Posted by ctoman on 14-Mar-2019 13:30

wow!  So the free version of ProTop will send Broker status alerts?

Posted by Paul Koufalis on 14-Mar-2019 17:59

Sorry [mention:382cf14b91fc49099b7152e5b7fdae57:e9ed411860ed4f2ba0265705b8793d05] . The free version allows you to see the real time status of your environment but to get alerts you need a subscription. I apologize for not making that abundantly clear.

Posted by Jens Dahlin on 10-Jun-2019 10:30

We use a variation of this but not to notify when something is wrong but to push actual numbers to an external system for handling metrics.

However I think you should also focus on why this happens. Do you need to increase number of agents because of high load?

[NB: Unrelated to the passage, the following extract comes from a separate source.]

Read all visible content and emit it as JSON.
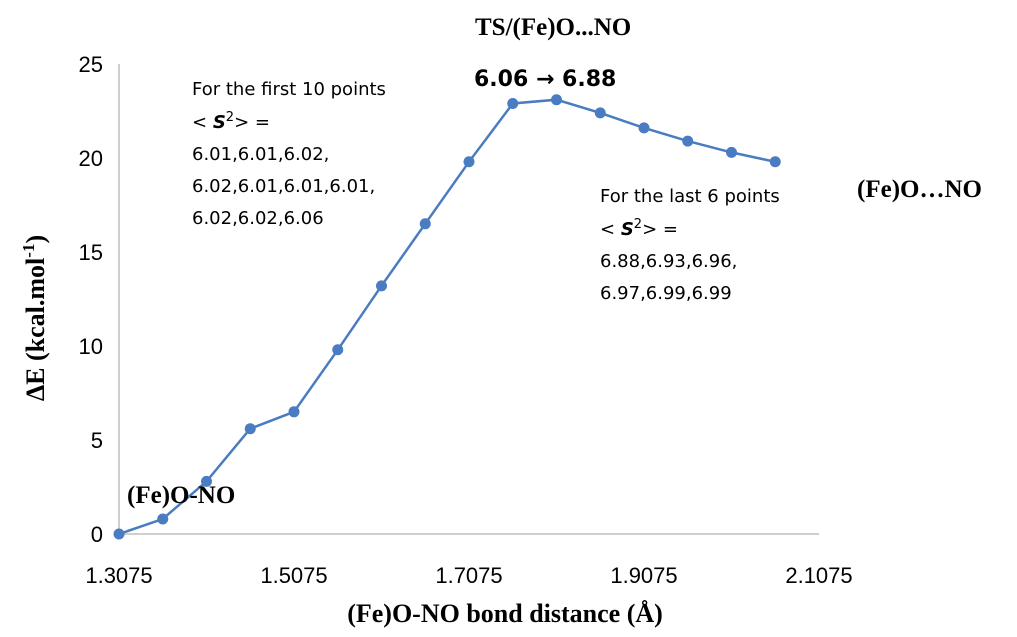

Do you have any issues etc.

Note: AVAILABLE might be low also when system is idle so you might want to check number of BUSY instead.

#!/bin/bash
DLC=/usr/oe1174
DLCBIN=/usr/oe1174/bin
PATH=$PATH:$DLCBIN

export DLC DLCBIN PATH

FILE=`mktemp`

wtbman -name wsbroker1 -query -port [A PORT]| grep -e "Active Agents\|Busy Agents\|Available Agents\|Locked Agents" > $FILE

ACTIVE=`grep "Active Agents" $FILE|cut -d":" -f2|sed 's: ::g'`
BUSY=`grep "Busy Agents" $FILE|cut -d":" -f2|sed 's: ::g'`
AVAILABLE=`grep "Available Agents" $FILE|cut -d":" -f2|sed 's: ::g'`
LOCKED=`grep "Locked Agents"  $FILE|cut -d":" -f2|sed 's: ::g'`

if [ "$AVAILABLE" -lt "10" ];
then
  echo "Do something"
else
  echo "It's OK"
fi;

rm $FILE

Posted by Dmitri Levin on 03-Sep-2019 20:52

I think the number of Available agents too low does not necessarily be a problem, if the number of Active agents is less then a maximum defined. We need to compare the maximum number of agents defined in ubroker.properties, i.e.

wtbman -name wsbroker1 -listallprops | grep maxSrvrInstance
maxSrvrInstance=25
With the total number of Busy and Locked agents. The number of Active agents is less or equal to maxSrvrInstance.

And do that for all brokers of the pool, if there is load balance management in place.

This thread is closed